With critics dragging her into the political fray before she has announced 2016 plans, Team Clinton is pushing back against Republican storylines that she may not be fit for another gruelling White House race, and that she was an ineffectual secretary of state crafting her own political future instead of advancing US interests.

Hillary, hawking a new memoir, insisted she adeptly handled an "endless set of tough calls" as the top US diplomat, prodding Iran into nuclear talks and nudging the Mideast peace process forward.

Republicans see it differently.

"History will judge" her record, Senator Bob Corker, top Republican on the Senate Foreign Relations Committee, told AFP.

Below are issues that could be Clinton's Achilles' heels, and the defence she is building against them.

- Health -

Clinton would be 69 should she win in 2016, younger only than president Ronald Reagan when he first took office.

Republicans tiptoed around the subject -- until strategist Karl Rove attacked Clinton's health head on last week, suggesting she suffered traumatic brain injury from a 2012 fall.

Her husband, former president Bill Clinton, insisted she works out regularly and is in "better shape" than him. And while he said there was nothing to Rove's charge, the ex-president acknowledged a candidate's health is fair game in national campaigns.

- Benghazi -

The terrorist attack in Libya that killed four Americans on September 11, 2012 occurred on Clinton's watch.

While she has deemed it her darkest hour and taken responsibility, Republicans latched on like pit bulls, stressing that President Barack Obama's administration bungled consular security and misled Americans about what triggered the attack.

"What difference does it make?" Clinton told lawmakers when pressed about whether the assault was planned or spontaneous.

Vowing to get to the "truth," the GOP set up a select committee on Benghazi, expecting Clinton to be the chief witness.

"Should we as a country have a commander-in-chief who didn't provide adequate security in Libya, didn't send reinforcements and then gave us nothing but spin?" asked Senator Rand Paul, himself a likely 2016 contender.

Clinton devoted an entire chapter to the tragedy in her forthcoming book, and her husband insisted "Hillary did what she should have done" on Benghazi.

Diplomacy

Clinton said Wednesday she "worked, cajoled and implored" Israeli Prime Minister Benjamin Netanyahu and Palestinian president Mahmud Abbas into face-to-face negotiations over a two-state solution.

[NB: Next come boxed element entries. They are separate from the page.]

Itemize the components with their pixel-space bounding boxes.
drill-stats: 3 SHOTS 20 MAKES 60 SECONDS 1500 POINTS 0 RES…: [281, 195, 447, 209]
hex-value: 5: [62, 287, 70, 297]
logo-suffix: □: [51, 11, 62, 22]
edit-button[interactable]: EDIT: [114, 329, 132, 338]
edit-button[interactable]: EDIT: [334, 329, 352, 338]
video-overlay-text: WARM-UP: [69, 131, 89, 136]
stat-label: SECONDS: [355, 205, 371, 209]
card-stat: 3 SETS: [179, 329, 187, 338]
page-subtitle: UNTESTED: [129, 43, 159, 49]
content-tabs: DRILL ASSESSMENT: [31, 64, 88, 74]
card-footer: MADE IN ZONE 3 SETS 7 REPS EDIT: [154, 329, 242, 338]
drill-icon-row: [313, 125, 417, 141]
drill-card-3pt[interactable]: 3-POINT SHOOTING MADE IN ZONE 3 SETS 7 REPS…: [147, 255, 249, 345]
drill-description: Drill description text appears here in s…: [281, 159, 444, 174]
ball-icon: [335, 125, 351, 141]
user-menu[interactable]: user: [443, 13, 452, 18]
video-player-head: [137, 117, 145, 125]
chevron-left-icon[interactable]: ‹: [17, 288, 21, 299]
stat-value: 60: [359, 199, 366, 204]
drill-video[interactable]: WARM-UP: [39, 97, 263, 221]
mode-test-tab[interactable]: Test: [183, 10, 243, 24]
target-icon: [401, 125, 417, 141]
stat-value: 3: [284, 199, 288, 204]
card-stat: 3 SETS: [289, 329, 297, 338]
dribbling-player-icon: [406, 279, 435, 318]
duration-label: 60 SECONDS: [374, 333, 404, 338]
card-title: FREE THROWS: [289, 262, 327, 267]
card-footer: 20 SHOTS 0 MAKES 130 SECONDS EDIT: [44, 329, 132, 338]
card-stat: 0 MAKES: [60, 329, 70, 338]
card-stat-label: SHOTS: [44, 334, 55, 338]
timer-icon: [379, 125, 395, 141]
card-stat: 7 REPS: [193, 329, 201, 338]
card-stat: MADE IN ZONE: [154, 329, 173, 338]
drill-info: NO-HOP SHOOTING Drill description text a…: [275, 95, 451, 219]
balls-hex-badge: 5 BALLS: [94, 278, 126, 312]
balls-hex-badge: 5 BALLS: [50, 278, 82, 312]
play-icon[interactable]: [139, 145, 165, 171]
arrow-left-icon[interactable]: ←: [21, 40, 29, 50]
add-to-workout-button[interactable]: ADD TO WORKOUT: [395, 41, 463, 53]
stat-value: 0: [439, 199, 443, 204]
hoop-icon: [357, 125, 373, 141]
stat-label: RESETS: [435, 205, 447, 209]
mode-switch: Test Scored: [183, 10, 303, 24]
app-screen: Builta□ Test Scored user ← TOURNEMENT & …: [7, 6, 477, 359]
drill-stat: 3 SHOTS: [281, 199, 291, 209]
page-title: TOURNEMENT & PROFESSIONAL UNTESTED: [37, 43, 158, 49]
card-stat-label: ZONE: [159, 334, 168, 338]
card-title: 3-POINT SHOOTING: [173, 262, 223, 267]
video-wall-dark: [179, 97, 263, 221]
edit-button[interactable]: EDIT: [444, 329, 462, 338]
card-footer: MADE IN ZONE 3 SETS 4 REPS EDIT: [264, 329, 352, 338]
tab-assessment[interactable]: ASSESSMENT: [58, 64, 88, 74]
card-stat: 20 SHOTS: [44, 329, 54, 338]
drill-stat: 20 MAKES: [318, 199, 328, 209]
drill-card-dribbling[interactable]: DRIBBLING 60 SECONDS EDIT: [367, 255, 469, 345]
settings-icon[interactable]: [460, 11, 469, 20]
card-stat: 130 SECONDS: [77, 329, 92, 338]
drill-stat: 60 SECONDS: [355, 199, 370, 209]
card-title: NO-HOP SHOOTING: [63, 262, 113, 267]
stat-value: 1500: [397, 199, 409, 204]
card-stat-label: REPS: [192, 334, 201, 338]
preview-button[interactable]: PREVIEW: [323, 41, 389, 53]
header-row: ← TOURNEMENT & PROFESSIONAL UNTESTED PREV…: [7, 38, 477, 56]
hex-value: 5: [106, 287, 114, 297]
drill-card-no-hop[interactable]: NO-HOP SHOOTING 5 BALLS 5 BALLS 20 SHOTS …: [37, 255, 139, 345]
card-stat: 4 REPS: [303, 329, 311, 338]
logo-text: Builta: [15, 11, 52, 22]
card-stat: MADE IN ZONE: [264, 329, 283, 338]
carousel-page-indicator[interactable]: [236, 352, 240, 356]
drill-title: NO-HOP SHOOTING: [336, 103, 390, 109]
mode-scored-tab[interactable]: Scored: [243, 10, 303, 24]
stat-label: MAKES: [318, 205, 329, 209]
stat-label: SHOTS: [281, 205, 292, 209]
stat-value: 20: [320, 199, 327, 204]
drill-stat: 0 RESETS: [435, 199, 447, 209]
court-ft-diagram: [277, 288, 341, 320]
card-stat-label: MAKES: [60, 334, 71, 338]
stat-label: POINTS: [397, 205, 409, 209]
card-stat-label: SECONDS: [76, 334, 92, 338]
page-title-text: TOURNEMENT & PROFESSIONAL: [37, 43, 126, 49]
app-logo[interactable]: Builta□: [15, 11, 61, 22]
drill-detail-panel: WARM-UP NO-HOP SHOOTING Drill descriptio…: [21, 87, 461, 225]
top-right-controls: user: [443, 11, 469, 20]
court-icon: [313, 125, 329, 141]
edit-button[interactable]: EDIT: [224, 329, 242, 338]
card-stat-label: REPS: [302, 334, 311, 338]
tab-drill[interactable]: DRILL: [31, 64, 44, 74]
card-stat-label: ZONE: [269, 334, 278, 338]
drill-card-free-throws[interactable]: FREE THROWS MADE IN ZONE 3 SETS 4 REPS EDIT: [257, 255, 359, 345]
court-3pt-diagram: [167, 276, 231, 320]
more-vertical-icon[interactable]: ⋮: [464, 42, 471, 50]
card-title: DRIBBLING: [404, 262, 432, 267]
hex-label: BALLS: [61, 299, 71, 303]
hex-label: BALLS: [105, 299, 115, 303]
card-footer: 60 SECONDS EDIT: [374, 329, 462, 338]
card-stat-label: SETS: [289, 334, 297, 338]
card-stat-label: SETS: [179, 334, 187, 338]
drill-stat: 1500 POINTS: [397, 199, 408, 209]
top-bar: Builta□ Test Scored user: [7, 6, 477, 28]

Republicans counter that the Middle East peace process collapsed, Syria is plagued by civil war and Egypt seethes with unrest.

And poignant criticism came from the Democratic camp, with former president Jimmy Carter saying Clinton "took very little action to bring about peace."

On Iran, Clinton boasts co-authoring Obama's strategy of threatening tough economic sanctions while urging negotiations on Tehran's nuclear programme, culminating in a November preliminary accord.

In 2009 Clinton declared a "reset" with Moscow, but President Vladimir Putin snubbed his nose at Washington and annexed parts of Ukraine.

Republican Senator Marco Rubio, another possible presidential candidate, gave Clinton an "F" on foreign policy, saying her diplomacy "has failed everywhere in the world."

Boko Haram

The kidnapping of more than 200 Nigerian schoolgirls by Islamist extremists Boko Haram is Clinton's newest political headache.

While she stands with nations worldwide in efforts to "bring back our girls," Republicans point to her failure to brand the group a foreign terrorist organisation, leaving it to successor John Kerry.

"Had she done so, it would have made it easier to go after them years ago and could have perhaps prevented them from carrying out despicable acts," Republican National Committee co-chair Sharon Day said Friday.

- Another dynasty? -

Clinton would be the presumptive Democratic frontrunner, but with president George W. Bush's brother Jeb considering a campaign, the prospect of another Bush-Clinton matchup is stomach-churning for many.

Hillary's candidacy could also dredge up an unsavory scandal from her days as first lady: Bill Clinton's affair with Monica Lewinsky, who recently broke her silence with a tell-all account in Vanity Fair.

But Clinton pointed to her husband's successes, saying the 1990s enjoyed "a balanced budget that resulted in surpluses as far as the eye could see."